I will spare you details but will assure you of my preparedness I have made. I managed to cobble together the best pair of boots I could manage. I made two pairs giving one set to Maurice who obtained scraps of luxurious fur which I carefully sewed inside. The soles are double thickness and, in mine I placed some felt to prop and protect my limping leg somewhat. The outside leather is sealed with candle wax, I scuffed the leather to hide the quality lest some drunkard attempt to steal them – though it would require great force for me to surrender my boots – without which would mean certain peril in these treacherous conditions. I also have a warm coat (the heaviest I could find) and a supply of candles and dry tinder.
Now my sweet, please do not concern yourself unduly, but in seeing the savagery of death around me for so many months & knowing the inhospitable lands ahead, I must tell you two things and request one of you, in event I am unable to return.

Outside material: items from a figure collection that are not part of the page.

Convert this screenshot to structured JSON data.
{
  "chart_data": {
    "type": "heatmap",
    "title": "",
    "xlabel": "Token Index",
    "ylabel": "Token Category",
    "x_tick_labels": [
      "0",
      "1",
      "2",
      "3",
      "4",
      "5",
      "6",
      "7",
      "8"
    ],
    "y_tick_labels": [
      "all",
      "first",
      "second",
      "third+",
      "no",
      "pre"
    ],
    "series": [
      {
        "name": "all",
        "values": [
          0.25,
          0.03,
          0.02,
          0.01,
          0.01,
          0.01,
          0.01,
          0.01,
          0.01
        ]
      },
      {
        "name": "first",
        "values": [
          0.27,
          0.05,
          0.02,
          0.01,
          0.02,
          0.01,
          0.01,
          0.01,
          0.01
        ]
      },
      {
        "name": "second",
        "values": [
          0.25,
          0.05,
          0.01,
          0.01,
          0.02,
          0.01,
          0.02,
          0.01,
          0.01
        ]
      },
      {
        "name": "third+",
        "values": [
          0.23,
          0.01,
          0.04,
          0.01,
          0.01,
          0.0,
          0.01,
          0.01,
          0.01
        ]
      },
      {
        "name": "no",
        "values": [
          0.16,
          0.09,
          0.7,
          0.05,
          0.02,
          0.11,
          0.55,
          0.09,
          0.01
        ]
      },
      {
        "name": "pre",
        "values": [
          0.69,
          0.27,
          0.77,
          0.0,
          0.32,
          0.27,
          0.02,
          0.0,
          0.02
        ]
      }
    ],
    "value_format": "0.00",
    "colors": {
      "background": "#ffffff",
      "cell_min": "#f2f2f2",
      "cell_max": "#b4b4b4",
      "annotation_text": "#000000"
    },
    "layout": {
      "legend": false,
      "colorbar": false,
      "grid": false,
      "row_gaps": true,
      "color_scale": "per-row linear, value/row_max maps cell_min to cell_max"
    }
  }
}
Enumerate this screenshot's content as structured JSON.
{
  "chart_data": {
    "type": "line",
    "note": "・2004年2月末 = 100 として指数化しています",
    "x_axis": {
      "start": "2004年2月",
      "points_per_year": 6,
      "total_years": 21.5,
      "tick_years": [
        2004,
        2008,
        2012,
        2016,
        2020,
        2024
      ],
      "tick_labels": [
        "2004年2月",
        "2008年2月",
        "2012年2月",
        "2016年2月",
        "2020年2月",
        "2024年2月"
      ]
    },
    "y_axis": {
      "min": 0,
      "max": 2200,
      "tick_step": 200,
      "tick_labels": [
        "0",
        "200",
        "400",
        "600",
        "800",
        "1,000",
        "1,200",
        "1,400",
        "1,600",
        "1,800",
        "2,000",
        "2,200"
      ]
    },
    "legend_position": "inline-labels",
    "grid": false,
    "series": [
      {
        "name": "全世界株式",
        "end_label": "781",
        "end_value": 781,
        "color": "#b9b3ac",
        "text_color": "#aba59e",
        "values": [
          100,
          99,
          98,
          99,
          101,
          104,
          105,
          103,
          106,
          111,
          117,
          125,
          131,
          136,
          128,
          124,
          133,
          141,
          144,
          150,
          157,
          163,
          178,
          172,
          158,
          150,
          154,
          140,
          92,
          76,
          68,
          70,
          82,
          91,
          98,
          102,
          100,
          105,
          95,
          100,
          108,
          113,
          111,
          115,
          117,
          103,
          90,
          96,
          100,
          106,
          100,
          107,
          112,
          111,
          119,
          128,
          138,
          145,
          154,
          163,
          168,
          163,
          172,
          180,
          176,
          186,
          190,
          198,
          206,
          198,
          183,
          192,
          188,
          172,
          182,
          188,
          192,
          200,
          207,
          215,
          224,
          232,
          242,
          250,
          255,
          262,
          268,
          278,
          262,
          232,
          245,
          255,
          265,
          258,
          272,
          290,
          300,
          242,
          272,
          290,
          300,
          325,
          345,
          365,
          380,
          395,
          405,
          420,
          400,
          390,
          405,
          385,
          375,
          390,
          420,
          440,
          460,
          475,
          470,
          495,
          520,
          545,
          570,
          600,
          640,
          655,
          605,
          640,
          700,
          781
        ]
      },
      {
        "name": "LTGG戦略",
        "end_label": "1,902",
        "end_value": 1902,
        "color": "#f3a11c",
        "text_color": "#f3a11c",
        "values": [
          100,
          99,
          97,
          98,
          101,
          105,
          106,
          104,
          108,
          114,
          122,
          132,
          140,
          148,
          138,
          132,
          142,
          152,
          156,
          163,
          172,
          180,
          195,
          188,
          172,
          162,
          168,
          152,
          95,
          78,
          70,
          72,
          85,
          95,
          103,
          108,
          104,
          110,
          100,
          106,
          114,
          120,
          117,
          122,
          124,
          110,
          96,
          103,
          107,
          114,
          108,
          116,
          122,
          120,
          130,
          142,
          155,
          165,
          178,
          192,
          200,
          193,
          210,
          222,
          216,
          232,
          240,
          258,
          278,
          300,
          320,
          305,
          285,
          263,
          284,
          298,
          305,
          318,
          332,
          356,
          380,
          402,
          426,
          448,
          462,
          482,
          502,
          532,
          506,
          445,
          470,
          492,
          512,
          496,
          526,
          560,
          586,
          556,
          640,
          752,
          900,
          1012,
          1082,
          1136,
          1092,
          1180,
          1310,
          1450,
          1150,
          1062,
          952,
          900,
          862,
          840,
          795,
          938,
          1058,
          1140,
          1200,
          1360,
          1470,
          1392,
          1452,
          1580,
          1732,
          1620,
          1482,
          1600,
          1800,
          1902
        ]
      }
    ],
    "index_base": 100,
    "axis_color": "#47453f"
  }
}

To you, please know that no one has ever been loved more by anyone than I love you. You are fantastically adored & amazingly admired. You stir the very nature of my soul & fulfill me as a man and as a person. If I do not return to sit with you on the veranda drinking wine in the afternoon, please allow yourself to find someone else to spend glorious days with. Please do not settle! Any suitor must be worthy and aware of your refinements, intelligent and vigorous spirit.
For me, please bind these letters and store them somewhere safe in hopes that one day my discourse may help another generation avoid such madness.